- Education: University of Ibadan
- Awards: Royal College of Psychiatrists Lifetime Achievement Award
- Scientific career
- Workplaces: University Hospitals Birmingham NHS Foundation Trust

= Femi Oyebode =

Nigerian-Born Academic in the Diaspora and Retired Professor of Psychiatry

Femi Oyebode is a retired professor and head of the Department of Psychiatry at the University of Birmingham. He has investigated the relationships between literature and psychiatry. His research has considered descriptive psychopathology and delusional misidentification syndrome. He was awarded the 2016 Royal College of Psychiatrists lifetime achievement award.

== Early life and education ==
Oyebode was born in Lagos. He was initially interested in literature and poetry, but his father encouraged him to become a physician. He attended a boarding school, where he had to decide between specialising in science or the humanities. He eventually settled on biology. He studied medicine at the University of Ibadan and moved to Newcastle upon Tyne in 1979. There he completed his higher training under the supervision of Allan Ker, Hamish McClelland and Kurt Schapira.
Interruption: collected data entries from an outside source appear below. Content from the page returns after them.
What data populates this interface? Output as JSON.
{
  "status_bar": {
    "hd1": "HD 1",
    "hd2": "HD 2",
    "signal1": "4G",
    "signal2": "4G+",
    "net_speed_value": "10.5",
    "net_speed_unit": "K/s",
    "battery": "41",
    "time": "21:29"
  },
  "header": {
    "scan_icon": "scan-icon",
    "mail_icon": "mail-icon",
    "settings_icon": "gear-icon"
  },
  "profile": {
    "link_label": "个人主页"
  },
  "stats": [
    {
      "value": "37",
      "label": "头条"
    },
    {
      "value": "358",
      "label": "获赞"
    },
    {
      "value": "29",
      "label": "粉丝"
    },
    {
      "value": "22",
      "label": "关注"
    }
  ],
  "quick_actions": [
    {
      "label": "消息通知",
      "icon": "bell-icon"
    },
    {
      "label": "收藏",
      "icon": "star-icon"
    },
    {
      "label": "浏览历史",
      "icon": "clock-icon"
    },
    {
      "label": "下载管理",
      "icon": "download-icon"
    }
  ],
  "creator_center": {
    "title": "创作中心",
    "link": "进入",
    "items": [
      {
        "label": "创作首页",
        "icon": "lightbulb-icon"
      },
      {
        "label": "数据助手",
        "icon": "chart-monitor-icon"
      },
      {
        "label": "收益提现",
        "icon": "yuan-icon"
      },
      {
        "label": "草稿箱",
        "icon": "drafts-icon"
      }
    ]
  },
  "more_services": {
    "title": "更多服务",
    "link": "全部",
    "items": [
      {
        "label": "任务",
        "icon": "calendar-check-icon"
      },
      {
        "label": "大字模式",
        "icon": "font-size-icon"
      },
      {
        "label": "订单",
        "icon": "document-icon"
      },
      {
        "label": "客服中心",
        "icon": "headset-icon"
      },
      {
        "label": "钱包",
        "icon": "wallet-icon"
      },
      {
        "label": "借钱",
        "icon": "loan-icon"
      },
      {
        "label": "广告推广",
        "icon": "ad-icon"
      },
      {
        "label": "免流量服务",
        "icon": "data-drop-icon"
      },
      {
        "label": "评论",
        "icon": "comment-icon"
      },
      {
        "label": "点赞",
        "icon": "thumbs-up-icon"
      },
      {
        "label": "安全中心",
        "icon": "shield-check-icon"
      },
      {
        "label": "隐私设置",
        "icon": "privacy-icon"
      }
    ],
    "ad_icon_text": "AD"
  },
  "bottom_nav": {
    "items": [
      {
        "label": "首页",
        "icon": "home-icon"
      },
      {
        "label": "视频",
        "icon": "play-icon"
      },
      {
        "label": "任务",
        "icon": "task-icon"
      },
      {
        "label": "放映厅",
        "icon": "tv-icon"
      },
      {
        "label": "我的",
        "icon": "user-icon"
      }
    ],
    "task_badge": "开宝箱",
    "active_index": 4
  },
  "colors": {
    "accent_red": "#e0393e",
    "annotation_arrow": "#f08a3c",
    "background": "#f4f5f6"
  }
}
He earned his MRCPsych (membership of the Royal College of Psychiatrists) in 1983 and was soon appointed a consultant psychiatrist in the University Hospitals Birmingham NHS Foundation Trust.

== Research and career ==
In 2005 Oyebode took over writing Sim's Symptoms in the Mind from its original author, psychiatrist Andrew Sims. Sim's Symptoms in the Mind is a textbook that has become a leading introduction in clinical psychopathology. It has been translated into Estonian, Korean, Portuguese and Italian. It is currently in its seventh edition. His MD thesis, which he completed in 1989, was supervised by Ken Davison. He was appointed medical director of the South Birmingham Mental Health Trust in 1997. He completed a further doctorate in the philosophy of mind at Swansea University in 1998.

Oyebode was a consultant psychiatrist at the National Centre for Mental Health Birmingham until his retirement in 2021. He was made director of the South Birmingham Mental Health Trust in 1997. In 2002 he was appointed chief examining officer at the Royal College of Psychiatrists. His research considers the neuropsychiatry of delusional misidentification syndrome. He served as head of the Department of Psychiatry at the University of Birmingham from 2003 to 2009. In 2016 he was awarded the Royal College of Psychiatrists Lifetime Achievement Award.

=== Poetry ===
Alongside his research career, Oyebode is interested in the intersection of psychiatry of literature. He has written about the need for humanities in postgraduate medical education. He has published over seven volumes of poetry. He was given Legend Recognition at the Creativity and Arts Awards in 2017.

=== Selected publications ===
His publications include;

- Oyebode, Femi (2022). "Sims' Symptoms in the Mind: Textbook of Descriptive Psychopathology, 7th Edition"
- Oyebode, Femi (2009). "Mindreadings: Literature and Psychiatry"
- Oyebode, Femi (2012). "Madness at the Theatre"
- Oyebode, Femi (2004). "Poverty, social inequality and mental health"

He has served as associate editor of the British Journal of Psychiatry.